BFMTV

Jacques Rançon, "le tueur de la gare de Perpignan", en garde à vue pour un meurtre de 1986

Jacques Rançon a été condamné à la réclusion criminelle à perpétuité pour le meurtre de deux jeunes femmes à la fin des années 90.

Jacques Rançon a été condamné à la réclusion criminelle à perpétuité pour le meurtre de deux jeunes femmes à la fin des années 90. - AFP

Jacques Rançon, condamné en mars 2018 à la réclusion criminelle à perpétuité pour un double meurtre, a été extrait de sa cellule pour être entendu dans le cadre d'une autre enquête pour le meurtre d'une jeune femme en 1986.

Jacques Rançon a été extrait de sa cellule de la maison d'arrêt de Béziers pour être entendu dans le cadre d'une autre affaire. Transféré à la gendarmerie de Béziers, celui qui a été surnommé "le tueur de la gare de Perpignan" est interrogé sur le meurtre d'Isabelle Mesnage, une jeune femme de 20 ans retrouvée morte sur un chemin de terre en juillet 1986, a-t-on appris confirmant une information d'Europe 1. Placé en garde à vue mardi matin, cette mesure a été prolongée ce matin.

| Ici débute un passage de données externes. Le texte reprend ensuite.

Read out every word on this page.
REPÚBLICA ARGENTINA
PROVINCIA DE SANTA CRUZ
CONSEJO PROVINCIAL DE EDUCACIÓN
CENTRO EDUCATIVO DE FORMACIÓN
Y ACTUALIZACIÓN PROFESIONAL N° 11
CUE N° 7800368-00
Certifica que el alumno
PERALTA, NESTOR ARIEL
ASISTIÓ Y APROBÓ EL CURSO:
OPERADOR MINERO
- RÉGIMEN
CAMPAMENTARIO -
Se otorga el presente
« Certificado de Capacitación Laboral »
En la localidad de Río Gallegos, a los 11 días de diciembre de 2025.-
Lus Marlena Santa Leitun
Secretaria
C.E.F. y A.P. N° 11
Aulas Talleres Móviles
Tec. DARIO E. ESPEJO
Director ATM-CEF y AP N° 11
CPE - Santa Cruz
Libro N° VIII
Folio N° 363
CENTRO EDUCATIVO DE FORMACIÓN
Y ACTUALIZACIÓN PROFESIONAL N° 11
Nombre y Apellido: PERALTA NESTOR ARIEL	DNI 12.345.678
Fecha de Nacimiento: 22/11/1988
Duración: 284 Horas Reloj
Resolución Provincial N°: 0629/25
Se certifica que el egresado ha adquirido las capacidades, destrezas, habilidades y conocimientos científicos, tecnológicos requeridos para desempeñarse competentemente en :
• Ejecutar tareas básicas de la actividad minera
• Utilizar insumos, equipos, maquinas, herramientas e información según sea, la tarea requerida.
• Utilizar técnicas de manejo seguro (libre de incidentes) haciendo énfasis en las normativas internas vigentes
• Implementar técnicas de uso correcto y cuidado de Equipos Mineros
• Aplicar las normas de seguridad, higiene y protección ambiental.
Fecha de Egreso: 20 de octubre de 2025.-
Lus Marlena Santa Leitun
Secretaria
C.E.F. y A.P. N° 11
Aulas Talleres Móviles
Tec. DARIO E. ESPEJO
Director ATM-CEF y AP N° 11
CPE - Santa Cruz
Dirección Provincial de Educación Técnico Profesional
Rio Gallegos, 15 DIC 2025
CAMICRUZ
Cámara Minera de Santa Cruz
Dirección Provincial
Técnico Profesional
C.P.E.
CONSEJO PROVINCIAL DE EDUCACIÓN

Ce n'est pas la première fois que Jacques Rançon est entendu dans le cadre de ce dossier. Déjà lors de l'instruction pour les meurtres de Marie-Hélène Gonzalez et Mokhtaria Chaïb, commis en 1997 et 1998 et pour lesquels il a été reconnu coupable, les juges de Perpignan l'avait interrogé sur cette affaire. Jacques Rançon avait nié et aucune suite n'avait été engagé, précise à BFMTV Me Xavier Capelet, l'un des avocats de cet homme condamné à la réclusion criminelle à perpétuité.

Mode opératoire similaire

Ce placement en garde à vue intervient après la réouverture de l'enquête sur le meurtre d'Isabelle Mesnage le 21 avril 2018 par le parquet d'Amiens à la suite de l'intervention des avocats de la famille de la jeune infirmière. Une information judiciaire a été ouverte en octobre 2018, deux juges d'instruction étaient alors saisis pour étudier la possibilité de la présence de Jacques Rançon en 1986 dans la région d'Amiens d'où il est originaire tandis que de nouveaux éléments sont apparus dans ce dossier qui avait fait l'objet d'un non-lieu en 1992, faute d'éléments probants pour identifier l'auteur du crime.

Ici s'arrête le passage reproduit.